Soundex constructs a crude non-phonetic key by keeping the initial letter of the name, then removing all vowels, plus the letters H, W and Y, and translating the remaining letters to numbers e.g. Tootill and Toothill both become T340. It gives the same number to letters that can be confused e.g. ‘m’ and ‘n’ both become 5. It also drops repeated consonants and consecutive letters that give the same number e.g. S and C. To illustrate some of the issues: Soundex translates Brady, Beard and Broad all to B630, and Wilkins and Wilson both to W425, and yet doesn’t match Knot and Nott – let alone more challenging examples like Dayton and Deighton.

A lot of the work done in the 70’s and 80’s focused on shoring up Soundex’s more obvious symptoms, rather than addressing the root problem – it doesn’t attempt to understand how people pronounce names. In the last 20 years, there have been various “phonetic” algorithms enter the public domain but Metaphone 3 is the only one that I know of that doesn’t invariably disregard the vowels after the first letter of the name.
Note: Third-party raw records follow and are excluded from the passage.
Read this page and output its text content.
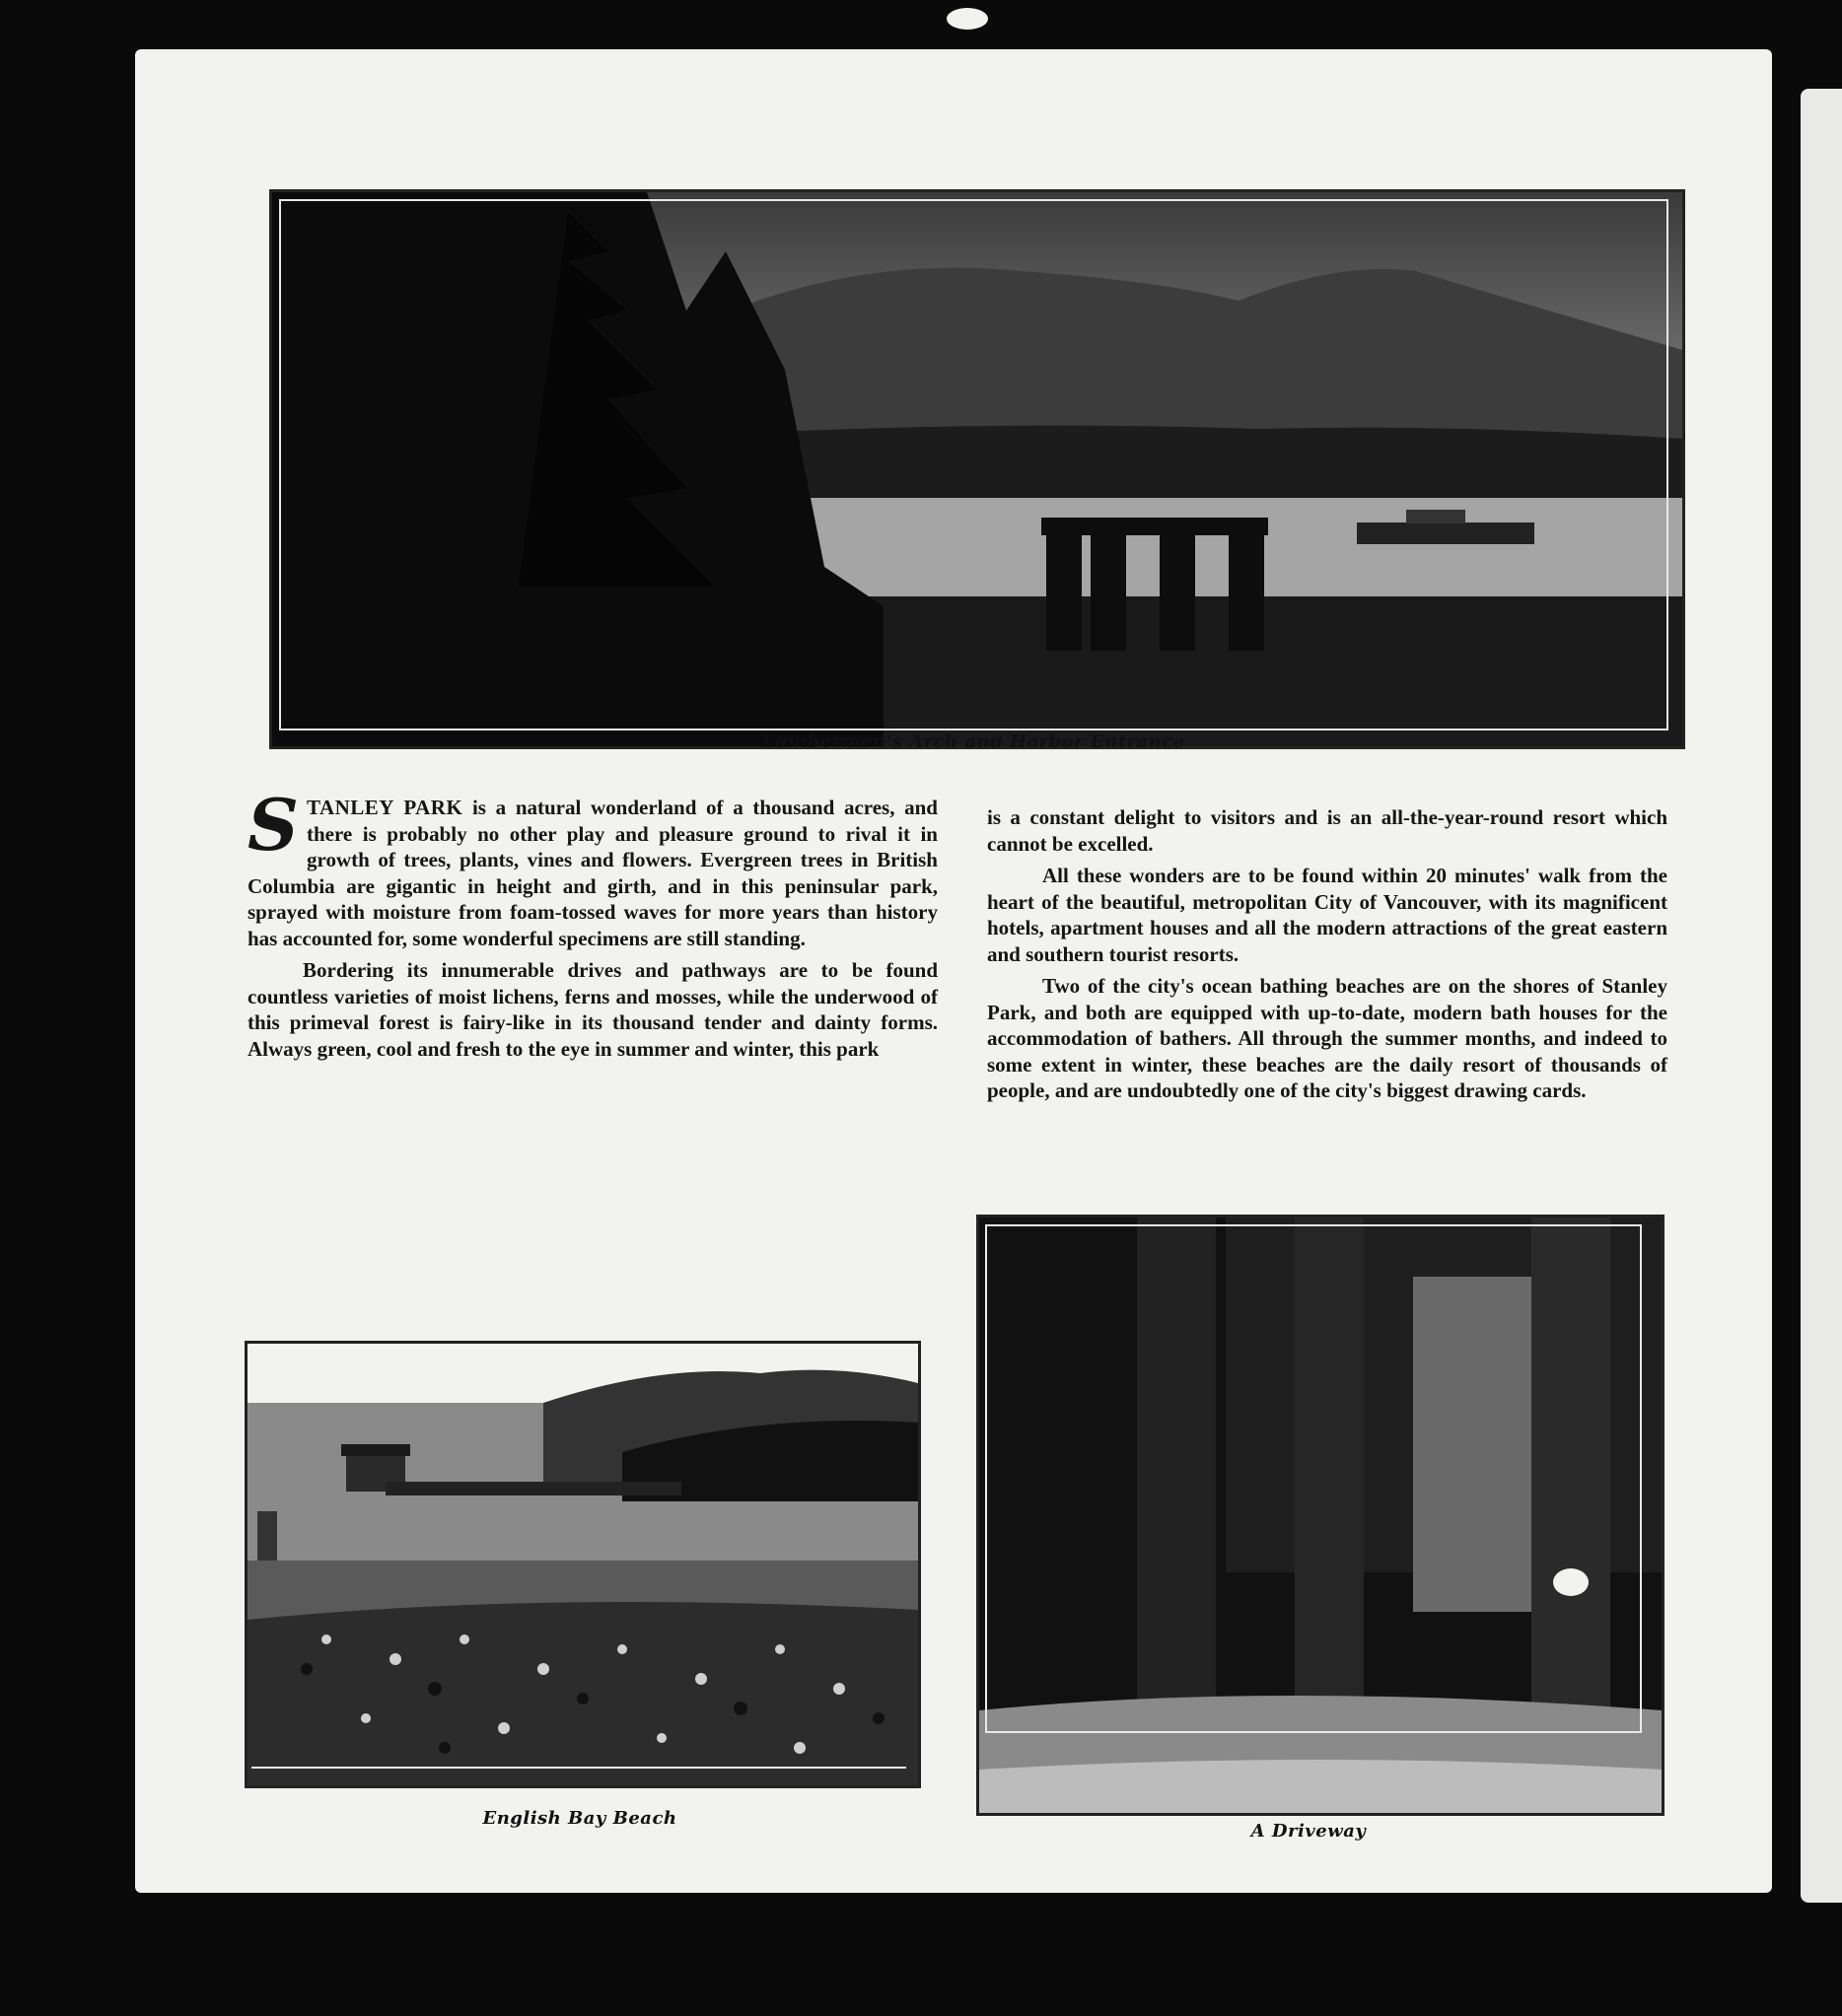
Lumbermen's Arch and Harbor Entrance

STANLEY PARK is a natural wonderland of a thousand acres, and there is probably no other play and pleasure ground to rival it in growth of trees, plants, vines and flowers. Evergreen trees in British Columbia are gigantic in height and girth, and in this peninsular park, sprayed with moisture from foam-tossed waves for more years than history has accounted for, some wonderful specimens are still standing.

Bordering its innumerable drives and pathways are to be found countless varieties of moist lichens, ferns and mosses, while the underwood of this primeval forest is fairy-like in its thousand tender and dainty forms. Always green, cool and fresh to the eye in summer and winter, this park

is a constant delight to visitors and is an all-the-year-round resort which cannot be excelled.

All these wonders are to be found within 20 minutes' walk from the heart of the beautiful, metropolitan City of Vancouver, with its magnificent hotels, apartment houses and all the modern attractions of the great eastern and southern tourist resorts.

Two of the city's ocean bathing beaches are on the shores of Stanley Park, and both are equipped with up-to-date, modern bath houses for the accommodation of bathers. All through the summer months, and indeed to some extent in winter, these beaches are the daily resort of thousands of people, and are undoubtedly one of the city's biggest drawing cards.

English Bay Beach
A Driveway
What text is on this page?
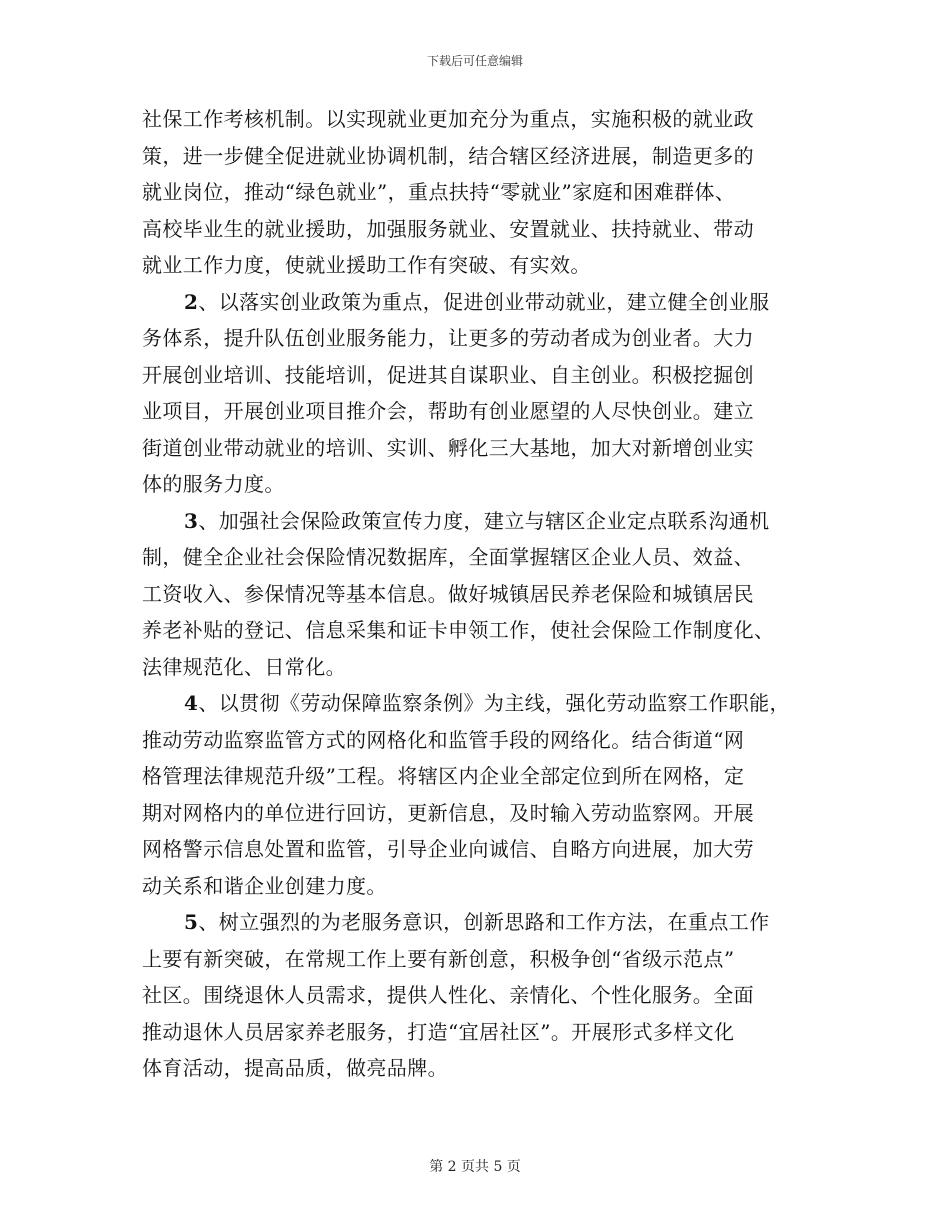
下载后可任意编辑
社保工作考核机制。以实现就业更加充分为重点，实施积极的就业政
策，进一步健全促进就业协调机制，结合辖区经济进展，制造更多的
就业岗位，推动“绿色就业”，重点扶持“零就业”家庭和困难群体、
高校毕业生的就业援助，加强服务就业、安置就业、扶持就业、带动
就业工作力度，使就业援助工作有突破、有实效。
2、以落实创业政策为重点，促进创业带动就业，建立健全创业服
务体系，提升队伍创业服务能力，让更多的劳动者成为创业者。大力
开展创业培训、技能培训，促进其自谋职业、自主创业。积极挖掘创
业项目，开展创业项目推介会，帮助有创业愿望的人尽快创业。建立
街道创业带动就业的培训、实训、孵化三大基地，加大对新增创业实
体的服务力度。
3、加强社会保险政策宣传力度，建立与辖区企业定点联系沟通机
制，健全企业社会保险情况数据库，全面掌握辖区企业人员、效益、
工资收入、参保情况等基本信息。做好城镇居民养老保险和城镇居民
养老补贴的登记、信息采集和证卡申领工作，使社会保险工作制度化、
法律规范化、日常化。
4、以贯彻《劳动保障监察条例》为主线，强化劳动监察工作职能，
推动劳动监察监管方式的网格化和监管手段的网络化。结合街道“网
格管理法律规范升级”工程。将辖区内企业全部定位到所在网格，定
期对网格内的单位进行回访，更新信息，及时输入劳动监察网。开展
网格警示信息处置和监管，引导企业向诚信、自略方向进展，加大劳
动关系和谐企业创建力度。
5、树立强烈的为老服务意识，创新思路和工作方法，在重点工作
上要有新突破，在常规工作上要有新创意，积极争创“省级示范点”
社区。围绕退休人员需求，提供人性化、亲情化、个性化服务。全面
推动退休人员居家养老服务，打造“宜居社区”。开展形式多样文化
体育活动，提高品质，做亮品牌。
第 2 页共 5 页
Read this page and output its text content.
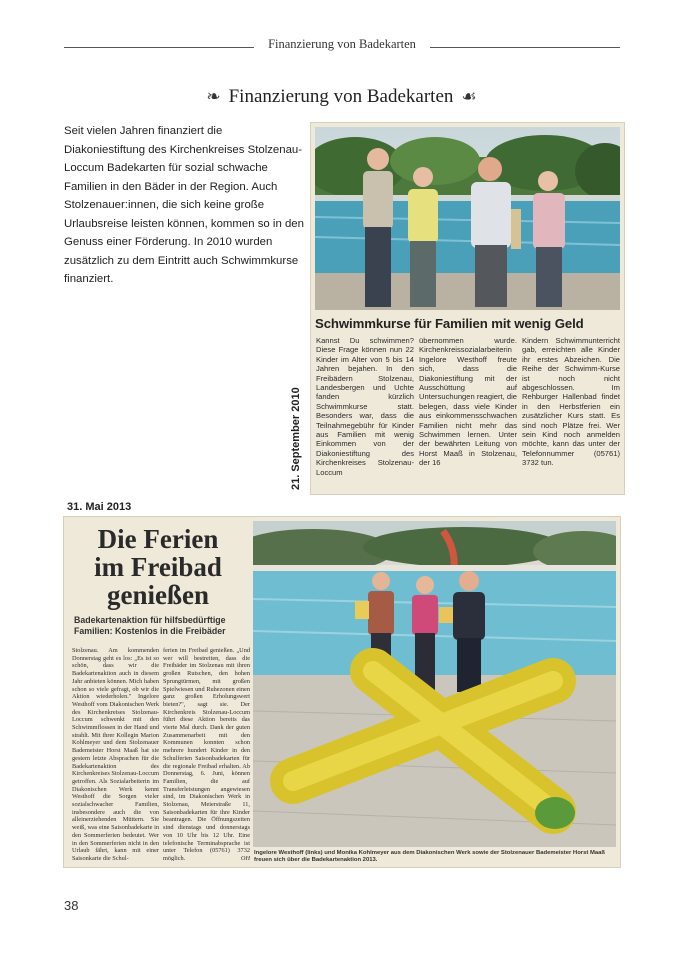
Finanzierung von Badekarten
❧ Finanzierung von Badekarten ☙
Seit vielen Jahren finanziert die Diakoniestiftung des Kirchenkreises Stolzenau-Loccum Badekarten für sozial schwache Familien in den Bäder in der Region. Auch Stolzenauer:innen, die sich keine große Urlaubsreise leisten können, kommen so in den Genuss einer Förderung. In 2010 wurden zusätzlich zu dem Eintritt auch Schwimmkurse finanziert.
Schwimmkurse für Familien mit wenig Geld
Kannst Du schwimmen? Diese Frage können nun 22 Kinder im Alter von 5 bis 14 Jahren bejahen. In den Freibädern Stolzenau, Landesbergen und Uchte fanden kürzlich Schwimmkurse statt. Besonders war, dass die Teilnahmegebühr für Kinder aus Familien mit wenig Einkommen von der Diakoniestiftung des Kirchenkreises Stolzenau-Loccum
übernommen wurde. Kirchenkreissozialarbeiterin Ingelore Westhoff freute sich, dass die Diakoniestiftung mit der Ausschüttung auf Untersuchungen reagiert, die belegen, dass viele Kinder aus einkommensschwachen Familien nicht mehr das Schwimmen lernen. Unter der bewährten Leitung von Horst Maaß in Stolzenau, der 16
Kindern Schwimmunterricht gab, erreichten alle Kinder ihr erstes Abzeichen. Die Reihe der Schwimm-Kurse ist noch nicht abgeschlossen. Im Rehburger Hallenbad findet in den Herbstferien ein zusätzlicher Kurs statt. Es sind noch Plätze frei. Wer sein Kind noch anmelden möchte, kann das unter der Telefonnummer (05761) 3732 tun.
21. September 2010
31. Mai 2013
Die Ferien
im Freibad
genießen
Badekartenaktion für hilfsbedürftige Familien: Kostenlos in die Freibäder
Stolzenau. Am kommenden Donnerstag geht es los: „Es ist so schön, dass wir die Badekartenaktion auch in diesem Jahr anbieten können. Mich haben schon so viele gefragt, ob wir die Aktion wiederholen." Ingelore Westhoff vom Diakonischen Werk des Kirchenkreises Stolzenau-Loccum schwenkt mit den Schwimmflossen in der Hand und strahlt. Mit ihrer Kollegin Marion Kohlmeyer und dem Stolzenauer Bademeister Horst Maaß hat sie gestern letzte Absprachen für die Badekartenaktion des Kirchenkreises Stolzenau-Loccum getroffen. Als Sozialarbeiterin im Diakonischen Werk kennt Westhoff die Sorgen vieler sozialschwacher Familien, insbesondere auch die von alleinerziehenden Müttern. Sie weiß, was eine Saisonbadekarte in den Sommerferien bedeutet. Wer in den Sommerferien nicht in den Urlaub fährt, kann mit einer Saisonkarte die Schul-
ferien im Freibad genießen. „Und wer will bestreiten, dass die Freibäder im Stolzenau mit ihren großen Rutschen, den hohen Sprungtürmen, mit großen Spielwiesen und Ruhezonen einen ganz großen Erholungswert bieten?", sagt sie. Der Kirchenkreis Stolzenau-Loccum führt diese Aktion bereits das vierte Mal durch. Dank der guten Zusammenarbeit mit den Kommunen konnten schon mehrere hundert Kinder in den Schulferien Saisonbadekarten für die regionale Freibad erhalten. Ab Donnerstag, 6. Juni, können Familien, die auf Transferleistungen angewiesen sind, im Diakonischen Werk in Stolzenau, Meierstraße 11, Saisonbadekarten für ihre Kinder beantragen. Die Öffnungszeiten sind dienstags und donnerstags von 10 Uhr bis 12 Uhr. Eine telefonische Terminabsprache ist unter Telefon (05761) 3732 möglich.	OH
Ingelore Westhoff (links) und Monika Kohlmeyer aus dem Diakonischen Werk sowie der Stolzenauer Bademeister Horst Maaß freuen sich über die Badekartenaktion 2013.
38
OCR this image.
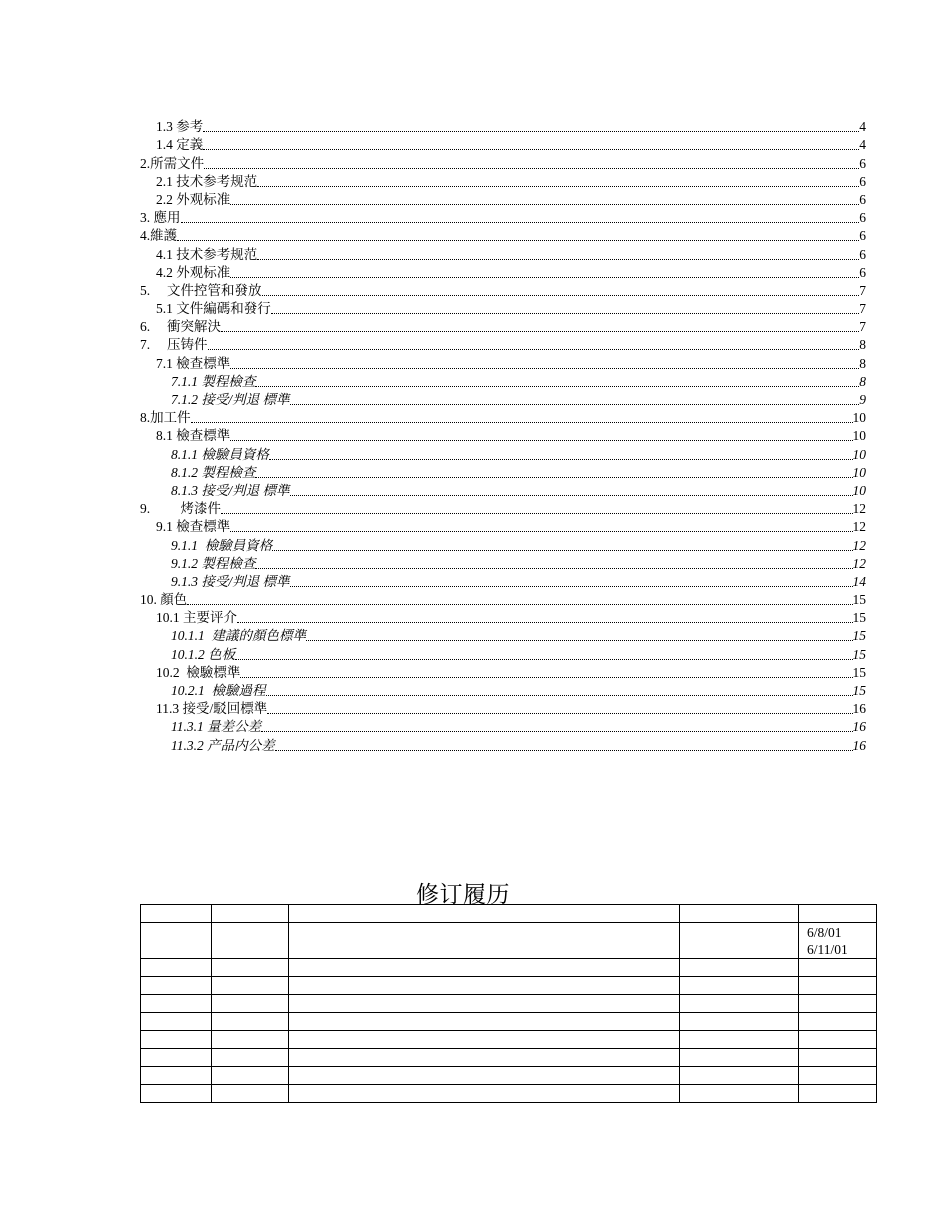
1.3 参考	4
1.4 定義	4
2.所需文件	6
2.1 技术参考规范	6
2.2 外观标准	6
3. 應用	6
4.維護	6
4.1 技术参考规范	6
4.2 外观标准	6
5.     文件控管和發放	7
5.1 文件編碼和發行	7
6.     衝突解決	7
7.     压铸件	8
7.1 檢查標準	8
7.1.1 製程檢查	8
7.1.2 接受/判退 標準	9
8.加工件	10
8.1 檢查標準	10
8.1.1 檢驗員資格	10
8.1.2 製程檢查	10
8.1.3 接受/判退 標準	10
9.         烤漆件	12
9.1 檢查標準	12
9.1.1  檢驗員資格	12
9.1.2 製程檢查	12
9.1.3 接受/判退 標準	14
10. 顏色	15
10.1 主要评介	15
10.1.1  建議的顏色標準	15
10.1.2 色板	15
10.2  檢驗標準	15
10.2.1  檢驗過程	15
11.3 接受/駁回標準	16
11.3.1 量差公差	16
11.3.2 产品内公差	16
修订履历

				6/8/01
6/11/01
Much of the material we read back in 1995 (when searching for a phonetic algorithm that worked better than Soundex) started off on the wrong track by adopting a similar approach to Soundex. Often, the authors quoted various sounds to support their solutions which are rarely present in names of people e.g. the different “ua” sounds in “persuade” and “casual”, the “pt” in “Ptolemy”. Even when I’ve revisited the subject in the intervals since then, there has been little advance. Back in 1995, we decided that 360Science would write our own genuinely phonetic algorithm, and we laid down these requirements:

  • It must produce phonetic codes that represent typical pronunciations
  • It should focus on “proper names” and not consider other words
  • It should be loose enough to allow for British and American regional differences in pronunciation (e.g. “Shaw” and “Shore”) but not so loose as to equate names that sound completely different
  • It should not try and address other forms of fuzzy matching that arise from keying or reading errors and inconsistencies – phonetic matching should, by definition, simply address words that may sound the same.

The last point is important – the most effective way to match names is to use a combination of techniques to allow for different kinds of error, rather than try to create one algorithm that is a jack of all trades. I will describe our phonetic algorithm in a later post, but software development, like data quality, is a journey and not a destination – so we’re always looking to improve.